Abstract

Based on temporal-multiplexing, super multi-view (SMV) technology gets implemented on a near-eye three-dimensional (3D) display, successfully overcoming the vergence accommodation conflict (VAC). The proposed system has two eyepieces for two eyes, respectively, each of which is constructed by an organic light-emitting diode (OLED) micro-display, a projecting lens, and a gating-aperture array. The gating-aperture arrays, consisting of gating apertures with an interval smaller than the diameter of the viewer’s pupil, are attached to the projecting lenses and gate different spatial segments of the projecting lens’s exit aperture in time sequence.
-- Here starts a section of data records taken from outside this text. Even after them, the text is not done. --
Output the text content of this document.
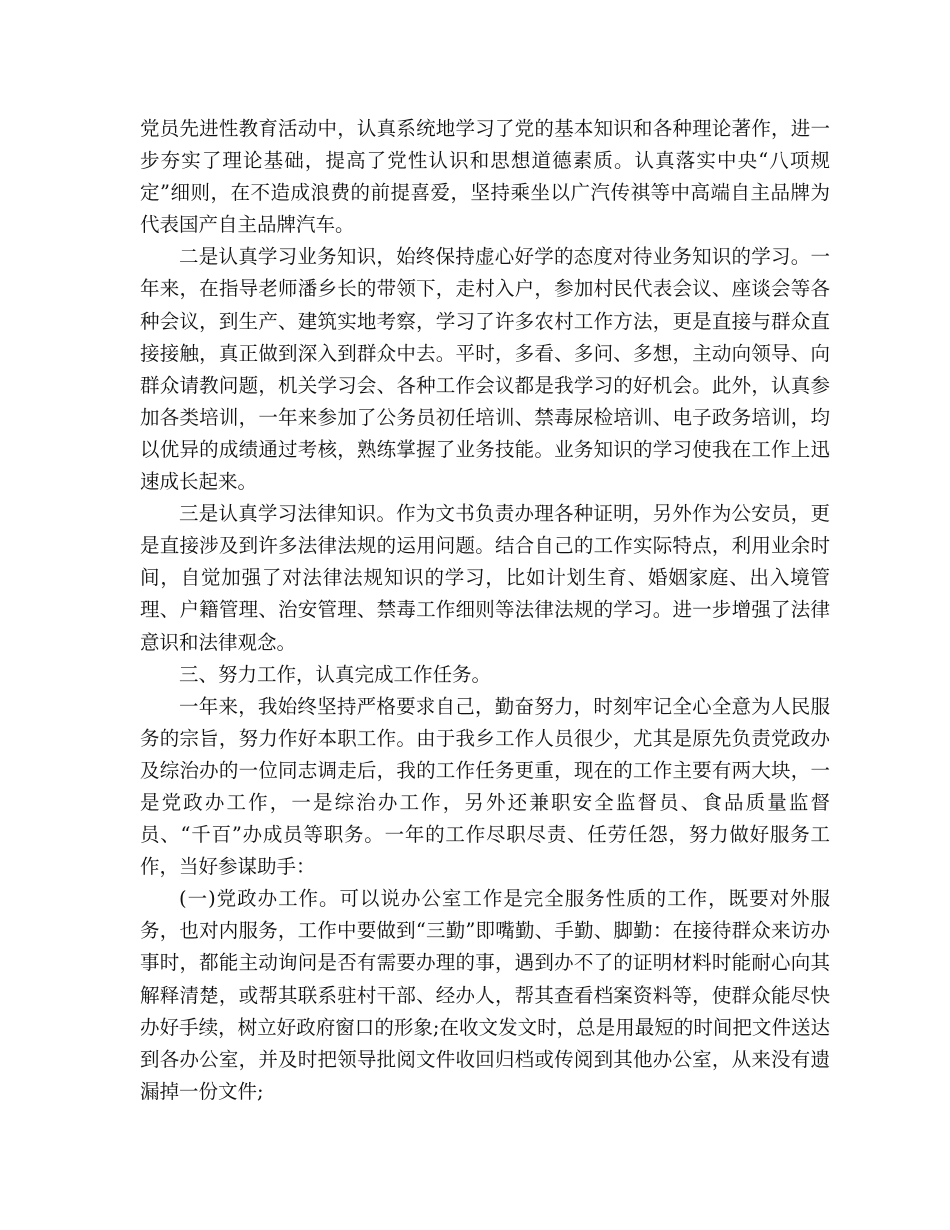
党员先进性教育活动中，认真系统地学习了党的基本知识和各种理论著作，进一步夯实了理论基础，提高了党性认识和思想道德素质。认真落实中央“八项规定”细则，在不造成浪费的前提喜爱，坚持乘坐以广汽传祺等中高端自主品牌为代表国产自主品牌汽车。

二是认真学习业务知识，始终保持虚心好学的态度对待业务知识的学习。一年来，在指导老师潘乡长的带领下，走村入户，参加村民代表会议、座谈会等各种会议，到生产、建筑实地考察，学习了许多农村工作方法，更是直接与群众直接接触，真正做到深入到群众中去。平时，多看、多问、多想，主动向领导、向群众请教问题，机关学习会、各种工作会议都是我学习的好机会。此外，认真参加各类培训，一年来参加了公务员初任培训、禁毒尿检培训、电子政务培训，均以优异的成绩通过考核，熟练掌握了业务技能。业务知识的学习使我在工作上迅速成长起来。

三是认真学习法律知识。作为文书负责办理各种证明，另外作为公安员，更是直接涉及到许多法律法规的运用问题。结合自己的工作实际特点，利用业余时间，自觉加强了对法律法规知识的学习，比如计划生育、婚姻家庭、出入境管理、户籍管理、治安管理、禁毒工作细则等法律法规的学习。进一步增强了法律意识和法律观念。

三、努力工作，认真完成工作任务。

一年来，我始终坚持严格要求自己，勤奋努力，时刻牢记全心全意为人民服务的宗旨，努力作好本职工作。由于我乡工作人员很少，尤其是原先负责党政办及综治办的一位同志调走后，我的工作任务更重，现在的工作主要有两大块，一是党政办工作，一是综治办工作，另外还兼职安全监督员、食品质量监督员、“千百”办成员等职务。一年的工作尽职尽责、任劳任怨，努力做好服务工作，当好参谋助手：

(一)党政办工作。可以说办公室工作是完全服务性质的工作，既要对外服务，也对内服务，工作中要做到“三勤”即嘴勤、手勤、脚勤：在接待群众来访办事时，都能主动询问是否有需要办理的事，遇到办不了的证明材料时能耐心向其解释清楚，或帮其联系驻村干部、经办人，帮其查看档案资料等，使群众能尽快办好手续，树立好政府窗口的形象;在收文发文时，总是用最短的时间把文件送达到各办公室，并及时把领导批阅文件收回归档或传阅到其他办公室，从来没有遗漏掉一份文件;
Through refreshing the corresponding display contents synchronously, two or more light rays passing through a displayed point are guided by the gating-aperture array into each eye sequentially. Based on the persistence of vision, these light rays converge into a spatial light spot that the eye can focus on naturally, thus enabling a consistence between focusing distance and convergence distance. Further, gating-aperture array with polarization characteristics is designed to get a larger field of view (FOV), accompanied by a half-wave variable retarder being inserted between the OLED micro-display and the gating-aperture array in each eyepiece. Employing two OLED micro-displays of 120-Hz frame rates, a near-eye 3D display prototype has been demonstrated with an FOV 40 deg and a display frequency of 40 Hz, being free from VAC.